Contudo, a formação de coletivos suscitados pela gravidade da situação em BH conduziram a um combate à indiferença e ao desrespeito aos diversos modos de viver. Dessa forma, investir em diálogos acerca da situação vivenciada por essas mães nos diversos serviços e espaços legislativos constitui conquista cotidiana que potencializa a produção de aparatos políticos que possam redesenhar ações de proteção para essas mulheres e seus filhos.

Nesse contexto, a subjetividade é apresentada como uma força política.

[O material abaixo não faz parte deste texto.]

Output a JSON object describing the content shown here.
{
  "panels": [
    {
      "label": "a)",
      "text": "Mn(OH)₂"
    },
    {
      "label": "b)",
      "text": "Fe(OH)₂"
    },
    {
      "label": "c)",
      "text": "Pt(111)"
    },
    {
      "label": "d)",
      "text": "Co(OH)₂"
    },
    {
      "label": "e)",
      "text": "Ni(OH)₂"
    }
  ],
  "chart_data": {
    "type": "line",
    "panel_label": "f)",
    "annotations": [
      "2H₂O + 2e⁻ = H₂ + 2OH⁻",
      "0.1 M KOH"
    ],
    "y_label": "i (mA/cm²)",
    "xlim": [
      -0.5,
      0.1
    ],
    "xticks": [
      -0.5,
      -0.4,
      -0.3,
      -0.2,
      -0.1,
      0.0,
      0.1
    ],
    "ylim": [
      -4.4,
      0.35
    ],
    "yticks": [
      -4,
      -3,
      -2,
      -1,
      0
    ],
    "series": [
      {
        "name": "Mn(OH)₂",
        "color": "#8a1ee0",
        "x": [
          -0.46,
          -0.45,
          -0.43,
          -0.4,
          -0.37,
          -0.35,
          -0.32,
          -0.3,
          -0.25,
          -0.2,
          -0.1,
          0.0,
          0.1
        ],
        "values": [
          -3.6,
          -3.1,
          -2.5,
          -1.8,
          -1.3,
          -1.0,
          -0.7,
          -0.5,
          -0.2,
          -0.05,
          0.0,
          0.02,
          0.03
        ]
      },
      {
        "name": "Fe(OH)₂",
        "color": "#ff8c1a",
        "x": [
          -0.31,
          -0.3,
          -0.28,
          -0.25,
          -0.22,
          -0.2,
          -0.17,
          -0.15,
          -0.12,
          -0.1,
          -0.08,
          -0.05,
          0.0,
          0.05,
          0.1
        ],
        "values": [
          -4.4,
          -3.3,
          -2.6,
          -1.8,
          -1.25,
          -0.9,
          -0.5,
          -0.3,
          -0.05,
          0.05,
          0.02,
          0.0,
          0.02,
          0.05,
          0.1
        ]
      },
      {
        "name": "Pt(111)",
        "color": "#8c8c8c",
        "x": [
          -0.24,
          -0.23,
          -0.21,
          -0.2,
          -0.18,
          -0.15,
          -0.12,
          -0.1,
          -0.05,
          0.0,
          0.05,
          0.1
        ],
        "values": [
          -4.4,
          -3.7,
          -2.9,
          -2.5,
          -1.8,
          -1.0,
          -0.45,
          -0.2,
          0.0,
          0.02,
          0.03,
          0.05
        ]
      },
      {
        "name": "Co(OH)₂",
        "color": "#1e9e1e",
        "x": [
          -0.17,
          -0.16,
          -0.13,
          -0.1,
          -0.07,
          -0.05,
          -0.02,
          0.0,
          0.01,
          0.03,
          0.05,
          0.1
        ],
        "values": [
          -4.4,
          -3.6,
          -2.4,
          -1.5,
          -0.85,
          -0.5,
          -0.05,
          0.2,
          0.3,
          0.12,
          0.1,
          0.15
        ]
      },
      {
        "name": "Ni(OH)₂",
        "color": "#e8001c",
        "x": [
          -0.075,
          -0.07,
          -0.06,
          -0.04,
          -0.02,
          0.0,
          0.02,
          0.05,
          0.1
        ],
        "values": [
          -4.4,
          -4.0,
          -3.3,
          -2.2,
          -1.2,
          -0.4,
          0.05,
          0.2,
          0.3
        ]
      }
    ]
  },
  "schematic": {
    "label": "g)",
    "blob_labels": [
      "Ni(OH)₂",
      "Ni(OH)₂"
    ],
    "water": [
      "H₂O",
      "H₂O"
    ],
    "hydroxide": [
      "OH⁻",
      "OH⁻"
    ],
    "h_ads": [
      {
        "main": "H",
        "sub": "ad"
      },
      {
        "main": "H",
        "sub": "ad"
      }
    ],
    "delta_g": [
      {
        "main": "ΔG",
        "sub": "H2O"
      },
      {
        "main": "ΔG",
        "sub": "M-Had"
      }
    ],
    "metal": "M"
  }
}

Tanto as manobras de defesa de mães e filhos ficarem juntos quanto as concepções contrárias constituem formas de poder e de saber potentes no que tange às interferências que provocaram sobre as vidas das mães, filhos e também dos trabalhadores e gestores envolvidos com a situação. Nem o Judiciário, nem o setor saúde conseguem abranger a dimensão que circunscreve essa situação. Assim, novas leituras dos acontecimentos nas vidas de mulheres separadas compulsoriamente de seus filhos tornam-se necessárias para ampliar possibilidades de superar as fraturas nas ofertas de cuidado, desenvolver alternativas de assistência mútua e minimizar as desigualdades sociais que envolvem essa situação.

Cabe destacar que a impossibilidade de apreender a existência dos sujeitos não nos exime do compromisso de tentar impedir as rupturas desastrosas provocadas pela separação compulsória de mães e filhos. Nesse contexto, as redes de encontros, ao provocar inquietudes, favoreceram a ousadia, aproximações latentes e a ampliação dos limites de ação. Nesse cenário, a articulação de políticas públicas desponta como mecanismo que pode potencializar a produção de maternidades seguras e plenas.

Em essência, buscar uma compreensão das possibilidades de vida e de cuidado para essas famílias envolve abrir-se para o inusitado das sensibildiades e mobilizar a produção territórios comprometidos com os diversos modos de viver e com as possibilidades de existir e resistir diante das adversidades.